Water Dialogues

The Water and Climate Coalition will seek to generate dialogue, debate and ultimately consensus on a range of policy principles relating to water and climate change.

The Danish Dialogues on Integrated Land and Water Resources Management for Climate Change Adaptation represented a helpful step in identifying five principles for good adaptation and intended to directly influence discussions on this topic at COP15.

These principles have proven invaluable for policy-makers, and have been especially useful in the context of the climate change negotiations as the principles are easily understood by government representatives who are not issue experts.

Yet it is clear that policy principles relating to water are lacking in many climate-relevant areas, and for the outcomes of the climate change negotiations to be sustainable it is important for certain issues to be highlighted further. Crucially, it is necessary for water considerations to extend beyond the current focus on adaptation, and also consider how mitigation actions interact with water management, especially in the case of energy production.

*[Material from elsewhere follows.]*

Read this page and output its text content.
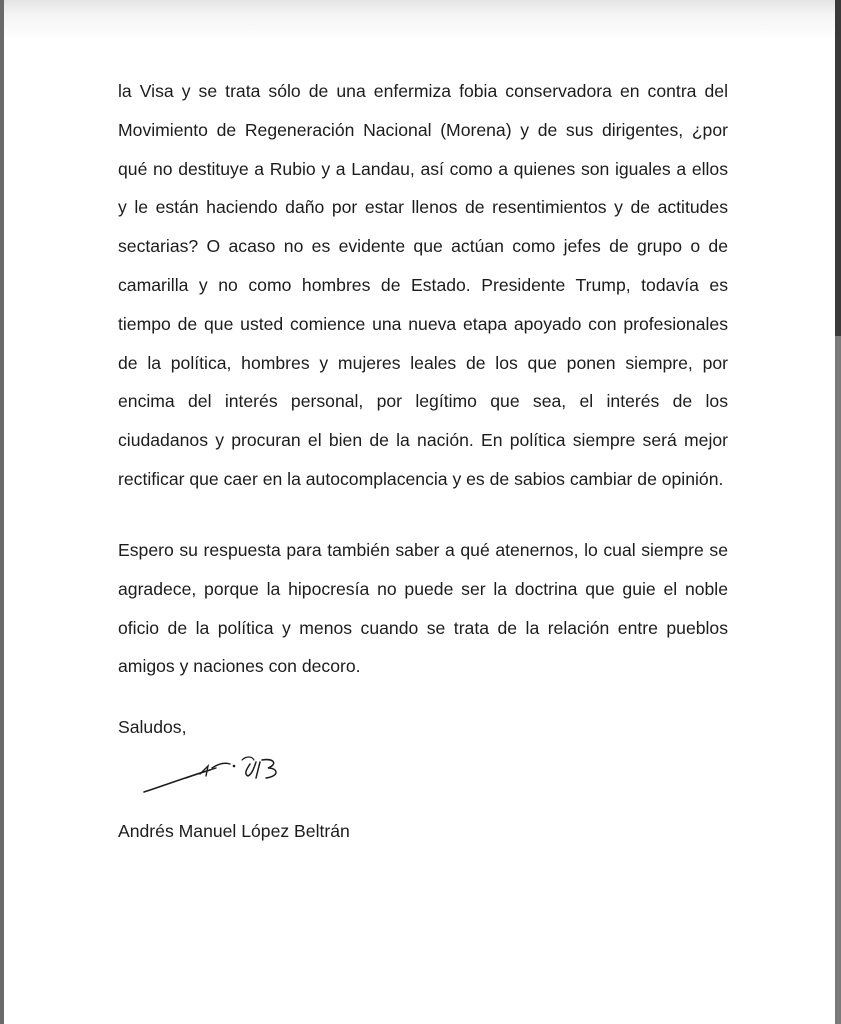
la Visa y se trata sólo de una enfermiza fobia conservadora en contra del Movimiento de Regeneración Nacional (Morena) y de sus dirigentes, ¿por qué no destituye a Rubio y a Landau, así como a quienes son iguales a ellos y le están haciendo daño por estar llenos de resentimientos y de actitudes sectarias? O acaso no es evidente que actúan como jefes de grupo o de camarilla y no como hombres de Estado. Presidente Trump, todavía es tiempo de que usted comience una nueva etapa apoyado con profesionales de la política, hombres y mujeres leales de los que ponen siempre, por encima del interés personal, por legítimo que sea, el interés de los ciudadanos y procuran el bien de la nación. En política siempre será mejor rectificar que caer en la autocomplacencia y es de sabios cambiar de opinión.

Espero su respuesta para también saber a qué atenernos, lo cual siempre se agradece, porque la hipocresía no puede ser la doctrina que guie el noble oficio de la política y menos cuando se trata de la relación entre pueblos amigos y naciones con decoro.

Saludos,

Andrés Manuel López Beltrán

To this end, the WCC will co-ordinate a global multi-stakeholder dialogue on water and energy ahead of the COP16 in 2010:

Global Water and Energy Dialogue

Water management, and energy production and usage, are deeply interrelated. The impact that climate change will have on both of these areas raises a number of complex issues. Water is the primary medium through which climate change impacts will be felt by human populations and the environment, whilst energy production is one of the most significant drivers of climate change due to the emission of Greenhouse Gases (GHGs) into the atmosphere through the burning of fossil fuels. It is of vital importance that the water and energy nexus is included within any intergovernmental agreement that tackles climate change, as any carbon reduction agreement will mean a move towards greater efficiency standards and renewable technologies, which in turn will have impacts on the use of water.